1955 übersiedelte sie nach Bonn. Ihr erstes Atelier dort lag an einer Straße sozusagen am Weg des Regierungschefs in das Kanzleramt, dem Palais Schaumburg. So geschah es nicht selten, dass Adenauer die Bildhauerin in ihrem Atelier besuchte. "Er klopfte an und war einfach da." Das Portrait Konrad Adenauer (1955/1956) entsteht. Es folgen Bildnisse von Päpsten sowie sakrale Werke für den Freiraum.

Zeitgeschichtliche Werke wie "Heimkehrer mit Mutter" oder das von Adenauer in Auftrag gegebene 2,5 Meter Relief "Heimkehr" finden öffentliche Aufmerksamkeit. In den 60er Jahren entstehen Portraitbüsten von Bundespräsident Heinrich Lübke, Diplomaten und anderen Personen des öffentlichen und nichtöffentlichen Lebens. Sie schuf auch Potraitbüsten von Arnold Janssen und Josef Freinademetz.


Yrsa von Leistner
"Heimatlos" - lebensgroß, Marmor 19531969 begegnet sie dem Kunst-Verleger J.F.Bodenstein. Dieser fördert das Interesse der Künstlerin an den Weltreligionen, berichtet von seinen Treffen mit Mutter Teresa in Indien, dem XIV. Dalai Lama von Tibet. Bodenstein stellt Verbindungen her. So beginnt für die 50-jährige Künstlerin von 1970 bis 1981 ein besonders erfolgreiches Schaffensjahrzehnt. 1970 wird die Skulptur "Weltzeitalter" in Rom enthüllt. 1971 übergibt die Bildhauerin das Reliefs "Jüdische Passion" an Papst Paul VI. im Vatikan. 1979 beendet sie die 3,5 Meter hohe Pronzeplastik für Japan "Madonna von Nagasaki". 1981 zieht sie sich langsam zurück und widmet sich mehr der Malerei. 1986 veröffentlicht sie noch ihre Lebens-Erinnerungen und 1992 wird in Berlin die Grossplastik "Der Hüter" aufgestellt. Zu ihrem 80. Geburtstag arrangiert das Museum Europäische Kunst - Schloss Nörvenich - unter dem Patronat der Europäischen Kultur Stiftung eine Ausstellung über ihre Werke.  

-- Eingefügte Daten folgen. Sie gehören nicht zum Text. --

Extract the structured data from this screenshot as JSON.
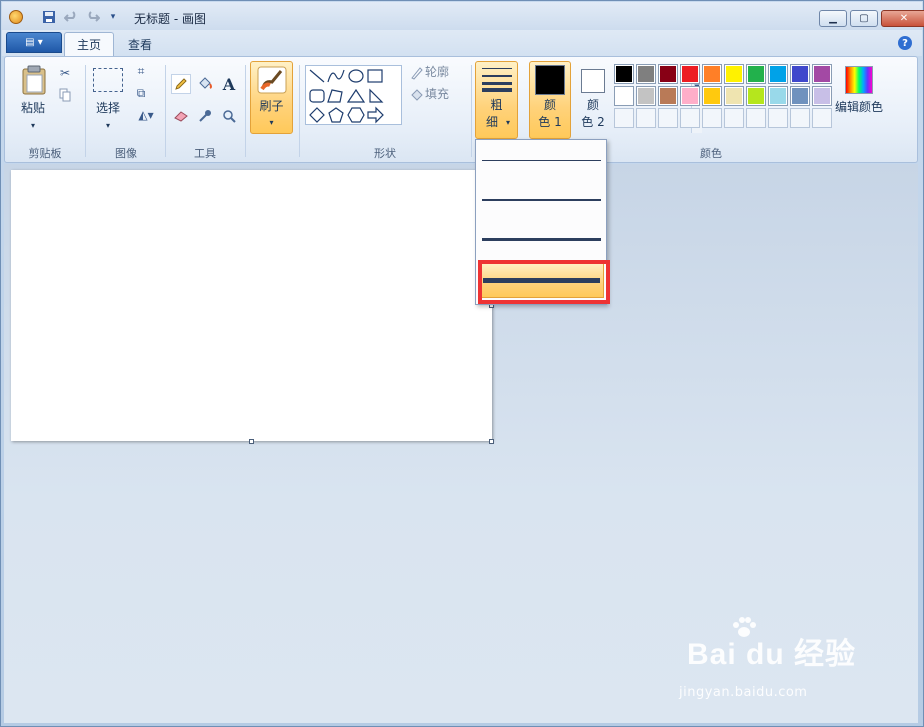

Die Bildhauerin und Malerin Yrsa von Leistner ist eine bedeutende Künstlerin des 20. Jahrhunderts, die sich vor allem religiöser Themen widmet. Ihre, oft monumalen, Werke finden sich in Museen, Sammlungen und auf öffentlichen Plätzen in Europa sowie anderen Kontinenten. Ihr Gesamtwerk ist eine Mahnung zur Vergebung und Versöhnung, es spiegelt zugleich Glaube, Hoffnung und Liebe wider als Forderung und Auftrag für jeden Menschen - gleich welcher Nation und Herkunft.